Some of you may not have seen it, but I have a new poll pertaining to the relevance of the Hugo and other SFF awards going on at the moment. Feel free to take a second to vote!:-)

These are only preliminary results, but I'm a bit surprised that a vast majority of voters (thus far) care enough that they want to see some changes put into effect. I would have thought that a large chunk of the readers would have lost hope and not care anymore. . .

Here's a list of the 2008 Hugo winners (thanks to Larry for monitoring the whole thing!):

Campbell Award: Mary Robinette Kowal

Fanzine: Mike Glyer, File 770

Fan Writer: John Scalzi

Fan Artist: Brad Foster

Professional Artist: Stefan Martiniere

Best Semiprozine: Locus

Related Book: Jeff Prucher, Brave New Words, the Oxford Dictionary of Science Fiction

Best Dramatic Presentation, Short Form: Doctor Who, "Blink" Written by Steven Moffat, directed by Hettie Macdonald (BBC)

Best Dramatic Presentation, Long Form: Stardust (based on the novel by Neil Gaiman)

Best Professional Editor, Short Form: Gordon Van Gelder

Best Professional Editor, Long Form: David Hartwell

Best Short Story: Elizabeth Bear, "Tideline" (appeared in the June 2007 issue of Asimov's)

Best Novelette: Ted Chiang, The Merchant and the Alchemist's Gate (appeared in limited edition chapbook form and in the September 2007 issue of Fantasy & Science Fiction Magazine)

Best Novella: Connie Willis, All Seated on the Ground (limited edition book from Subterranean Press; also appeared in the December 2007 issue of Asimov's)

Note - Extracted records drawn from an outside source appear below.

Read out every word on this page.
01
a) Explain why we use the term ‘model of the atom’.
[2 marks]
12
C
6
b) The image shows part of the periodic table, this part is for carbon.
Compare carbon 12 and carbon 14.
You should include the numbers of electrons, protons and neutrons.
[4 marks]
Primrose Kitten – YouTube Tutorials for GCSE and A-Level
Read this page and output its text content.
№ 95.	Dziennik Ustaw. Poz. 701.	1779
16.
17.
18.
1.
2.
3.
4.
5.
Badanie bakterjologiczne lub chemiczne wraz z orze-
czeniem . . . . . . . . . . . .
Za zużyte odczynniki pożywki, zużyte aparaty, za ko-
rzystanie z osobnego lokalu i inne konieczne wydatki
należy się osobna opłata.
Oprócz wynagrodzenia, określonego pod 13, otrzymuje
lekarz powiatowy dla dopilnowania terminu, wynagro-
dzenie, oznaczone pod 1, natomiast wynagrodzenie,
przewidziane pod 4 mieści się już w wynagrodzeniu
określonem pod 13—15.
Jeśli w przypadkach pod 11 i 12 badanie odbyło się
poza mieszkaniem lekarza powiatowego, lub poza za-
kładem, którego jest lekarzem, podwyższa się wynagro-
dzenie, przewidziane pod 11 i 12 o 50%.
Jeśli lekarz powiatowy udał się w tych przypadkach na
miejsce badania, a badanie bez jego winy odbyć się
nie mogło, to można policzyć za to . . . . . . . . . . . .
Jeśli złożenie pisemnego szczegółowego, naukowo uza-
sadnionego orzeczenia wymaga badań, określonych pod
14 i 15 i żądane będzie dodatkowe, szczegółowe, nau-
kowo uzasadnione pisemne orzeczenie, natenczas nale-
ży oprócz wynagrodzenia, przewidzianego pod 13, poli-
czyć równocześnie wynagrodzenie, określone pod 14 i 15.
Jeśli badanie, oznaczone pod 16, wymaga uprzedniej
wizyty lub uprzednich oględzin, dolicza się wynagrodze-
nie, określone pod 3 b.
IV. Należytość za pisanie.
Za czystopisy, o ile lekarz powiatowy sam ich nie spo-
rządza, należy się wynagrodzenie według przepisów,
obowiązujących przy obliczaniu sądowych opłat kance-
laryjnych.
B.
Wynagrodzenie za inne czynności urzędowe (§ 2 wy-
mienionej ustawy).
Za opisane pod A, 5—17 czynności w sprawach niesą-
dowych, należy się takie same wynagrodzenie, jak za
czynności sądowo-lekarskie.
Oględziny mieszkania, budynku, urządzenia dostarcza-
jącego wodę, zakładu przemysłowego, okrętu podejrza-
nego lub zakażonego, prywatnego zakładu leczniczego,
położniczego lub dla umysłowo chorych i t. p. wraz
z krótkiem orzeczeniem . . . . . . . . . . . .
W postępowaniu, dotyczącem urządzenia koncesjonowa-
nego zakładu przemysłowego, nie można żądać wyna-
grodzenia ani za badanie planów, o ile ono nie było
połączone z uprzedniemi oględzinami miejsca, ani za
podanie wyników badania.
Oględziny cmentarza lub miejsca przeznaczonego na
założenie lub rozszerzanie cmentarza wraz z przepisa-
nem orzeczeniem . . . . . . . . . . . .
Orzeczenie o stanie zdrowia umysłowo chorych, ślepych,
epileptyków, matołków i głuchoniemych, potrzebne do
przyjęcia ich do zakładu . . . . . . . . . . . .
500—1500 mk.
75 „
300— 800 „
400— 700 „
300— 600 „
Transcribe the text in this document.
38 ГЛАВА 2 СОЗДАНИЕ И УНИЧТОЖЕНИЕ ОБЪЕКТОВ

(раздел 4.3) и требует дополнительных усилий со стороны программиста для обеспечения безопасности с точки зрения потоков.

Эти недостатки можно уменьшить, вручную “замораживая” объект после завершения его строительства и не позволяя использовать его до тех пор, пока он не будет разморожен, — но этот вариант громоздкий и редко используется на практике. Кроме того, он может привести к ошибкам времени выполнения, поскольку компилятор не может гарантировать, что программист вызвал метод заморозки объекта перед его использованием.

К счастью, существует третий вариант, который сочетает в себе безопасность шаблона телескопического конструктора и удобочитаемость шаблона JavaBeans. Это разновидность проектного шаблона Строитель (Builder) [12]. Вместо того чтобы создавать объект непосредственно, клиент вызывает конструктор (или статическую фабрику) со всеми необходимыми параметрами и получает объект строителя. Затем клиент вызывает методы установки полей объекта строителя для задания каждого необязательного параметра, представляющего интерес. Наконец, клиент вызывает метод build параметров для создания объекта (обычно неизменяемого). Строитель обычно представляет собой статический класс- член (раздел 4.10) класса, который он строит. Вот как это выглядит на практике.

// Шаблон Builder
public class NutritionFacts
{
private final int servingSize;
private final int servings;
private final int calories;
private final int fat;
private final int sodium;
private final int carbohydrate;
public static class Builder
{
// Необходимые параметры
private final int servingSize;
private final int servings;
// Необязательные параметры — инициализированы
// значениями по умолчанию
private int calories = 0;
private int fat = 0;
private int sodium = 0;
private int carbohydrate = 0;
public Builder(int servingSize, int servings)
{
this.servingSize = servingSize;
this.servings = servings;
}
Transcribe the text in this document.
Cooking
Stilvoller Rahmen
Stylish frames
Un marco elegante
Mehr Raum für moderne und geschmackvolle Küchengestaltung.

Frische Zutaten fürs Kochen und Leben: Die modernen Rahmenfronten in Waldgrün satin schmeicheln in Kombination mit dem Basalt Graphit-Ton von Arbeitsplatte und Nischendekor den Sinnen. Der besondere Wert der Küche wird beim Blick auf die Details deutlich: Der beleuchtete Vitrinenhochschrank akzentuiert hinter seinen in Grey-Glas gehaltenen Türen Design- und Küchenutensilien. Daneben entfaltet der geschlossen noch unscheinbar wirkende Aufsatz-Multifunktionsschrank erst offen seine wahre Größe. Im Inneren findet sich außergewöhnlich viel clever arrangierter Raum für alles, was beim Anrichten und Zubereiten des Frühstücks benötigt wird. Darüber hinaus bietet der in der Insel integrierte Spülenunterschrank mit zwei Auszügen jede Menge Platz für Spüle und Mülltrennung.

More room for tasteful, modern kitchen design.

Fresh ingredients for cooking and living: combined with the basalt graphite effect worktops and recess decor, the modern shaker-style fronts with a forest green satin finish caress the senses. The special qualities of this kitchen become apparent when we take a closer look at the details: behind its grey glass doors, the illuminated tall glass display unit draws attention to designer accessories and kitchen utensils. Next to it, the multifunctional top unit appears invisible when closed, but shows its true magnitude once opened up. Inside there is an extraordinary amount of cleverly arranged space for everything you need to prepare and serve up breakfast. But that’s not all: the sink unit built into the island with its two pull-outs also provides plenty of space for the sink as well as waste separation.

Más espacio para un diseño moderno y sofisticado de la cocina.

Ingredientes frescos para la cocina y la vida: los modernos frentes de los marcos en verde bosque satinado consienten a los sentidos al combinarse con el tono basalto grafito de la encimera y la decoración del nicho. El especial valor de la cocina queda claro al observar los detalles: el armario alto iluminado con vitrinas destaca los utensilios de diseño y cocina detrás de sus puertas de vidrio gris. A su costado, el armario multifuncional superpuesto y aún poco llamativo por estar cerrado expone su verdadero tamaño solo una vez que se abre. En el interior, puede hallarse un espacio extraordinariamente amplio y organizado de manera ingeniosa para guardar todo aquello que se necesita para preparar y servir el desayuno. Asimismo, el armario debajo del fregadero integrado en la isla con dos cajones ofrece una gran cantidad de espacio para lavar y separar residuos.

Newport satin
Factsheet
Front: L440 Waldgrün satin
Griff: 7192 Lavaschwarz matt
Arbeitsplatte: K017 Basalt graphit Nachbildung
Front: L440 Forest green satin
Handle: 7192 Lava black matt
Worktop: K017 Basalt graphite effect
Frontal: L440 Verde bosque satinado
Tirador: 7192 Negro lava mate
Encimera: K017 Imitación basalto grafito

Best Novel: Michael Chabon, The Yiddish Policemen's Union

4 commentaires:

uglybadbear said...

Voted. And discovered with the same surprise you experienced that yes, people still care about the Hugos. But then again, we're also reading reviews of SF/F on blogs, meaning we're sort of hardcore fans, so this might be a sign that you're kind of preaching to the believers :)

Joe Sherry said...

I don't really have a problem with the awards, not the results, and not so much the nominations...

I actually have more of a problem with people who bitch about the awards, like it is personal, and not really think about what the Hugos are representing (or the Nebulas, or the World Fantasy Awards, etc).

The novel category, for example, represents a whopping 745 ballots. 745 people total out of everyone at Worldcon and everyone who didn't go but paid for the membership and voted. That's a small sampling, and it gets smaller with the Campbell award: Only 365 people voted for the Campbell.

The Hugos may be the most democratic of the major awards, but it is only a small sampling of the larger SFF fandom and it represents exactly that small slice of SFF and not one bit more.

Given the small number of voters, a small bloc of new voters could swing elections.

Is it unfair that you'd have to pay for the right? Perhaps, but again, understanding the rules of the game - it's Worldcon and a small number of people, it is what it is and the Hugos are a major award.

Adam Whitehead said...

I agree with Joe Sherry's comments, although I also think that it's also quite natural that some genre-lovers would want the awards to change in order to survive in the future.

The small size of the voting pool is of some concern. In fact, take out all the writers, editors, artists and general people in the 'biz' from the voting pool, and I have no doubt you could easily halve the results, at least. If that is the case maybe they should just go the whole hog and make it a juried award?

As usual, genuine concerns about the future and legitimacy of SF's longest-running award, especially with the average Worldcon attendee and winner's age shooting up over the years and little being down to attract the younger generation, have tended to be met by a lot of blinkered looks and heads-in-the-sand behaviour, and the return of that favourite easy crutch when challenged by an alternate viewpoint, "You didn't pay to vote, so you don't get an opinion."

It's irritating because I respect the history of the award, but until such time as the people who actually run the committees actually acknowledge the problems, I suspect the Hugos will ultimately become totally irrelevant, especially as fandom continues its move online and the discovery of just how few people vote on the award.